Gold Fell to its Lowest in Seven Weeks
Gold fell to its lowest in seven weeks on Tuesday after strong U.S. economic data reinforced expectations of another interest rate rise in the United States this year and pushed the dollar and U.S. bond yields higher.
The CME's Fedwatch indicator showed markets were pricing in a 77 percent likelihood of a December rate rise after U.S.
manufacturing activity surged. World stocks also rose to new record highs as a positive global growth outlook encouraged investment in riskier assets.
A strong dollar makes gold more expensive for holders of other currencies, potentially undermining their desire to buy,
while higher bond yields reduce the appeal of non-yielding gold.
Higher interest rates meanwhile push bond yields higher and tend to boost the dollar. Spot gold was flat at $1,270.70 an ounce at 1012 GMT. It earlier touched $1,267.76, the lowest since Aug. 15 and down more than 6 percent from a one-year high of $1,357.54 in early September.
U.S. gold futures for December delivery were 0.2 percent lower at $1,273.80 an ounce. "The factors that pushed gold toward $1,360 in early September are now reversing," Julius Baer analyst Carsten Menke said.
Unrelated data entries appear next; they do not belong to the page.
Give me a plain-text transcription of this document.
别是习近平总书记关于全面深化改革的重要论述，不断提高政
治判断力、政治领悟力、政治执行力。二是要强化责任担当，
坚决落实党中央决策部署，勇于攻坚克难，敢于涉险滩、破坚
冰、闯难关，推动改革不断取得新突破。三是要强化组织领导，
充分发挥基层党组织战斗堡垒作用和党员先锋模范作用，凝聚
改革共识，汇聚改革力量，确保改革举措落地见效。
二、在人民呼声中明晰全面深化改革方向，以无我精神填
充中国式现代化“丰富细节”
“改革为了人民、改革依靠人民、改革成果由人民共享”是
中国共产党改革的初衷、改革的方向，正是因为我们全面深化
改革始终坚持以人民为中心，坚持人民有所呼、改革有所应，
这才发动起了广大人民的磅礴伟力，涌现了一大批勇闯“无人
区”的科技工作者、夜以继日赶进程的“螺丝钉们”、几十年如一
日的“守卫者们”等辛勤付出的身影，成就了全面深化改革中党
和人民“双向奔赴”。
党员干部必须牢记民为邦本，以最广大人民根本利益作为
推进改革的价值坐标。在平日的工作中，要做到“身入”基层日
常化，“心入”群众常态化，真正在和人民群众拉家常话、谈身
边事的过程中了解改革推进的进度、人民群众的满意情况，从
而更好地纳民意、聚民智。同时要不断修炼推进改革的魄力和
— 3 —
"The U.S. dollar and yields have rebounded from their recent lows and it looks like positioning in the gold futures market is
somewhat reversing, with some long covering and new shorts." The net long position of hedge funds and money managers in
COMEX gold rose nine-fold in the two months to mid-September, helping push prices higher, but has since fallen sharply.
Menke said he expected a strengthening dollar and normalisation of speculative positioning to push gold to $1,200 an ounce by the end of the year. Prices have also been supported by purchases of physical gold by bullion-backed exchange-traded funds. But ETF holdings tracked by Reuters dropped between Friday and Monday by the most since late July.
On the technical side, gold was holding around its 100-day moving average at $1,272.
"This figure will be the key today in restricting any further declines," MKS PAMP trader Sam Laughlin said in a note.
"Should gold continue to trade lower, the next target will be the 200-day moving average and key psychological level around$1,250."
In other precious metals, silver was up 0.2 percent at $16.58 an ounce but still near its lowest since Aug.9. Platinum was 0.2 percent higher at $912.70 and palladium was up 1 percent to $918.50 an ounce. Palladium reached price parity with platinum for the first time in 16 years last week, reported Reuters.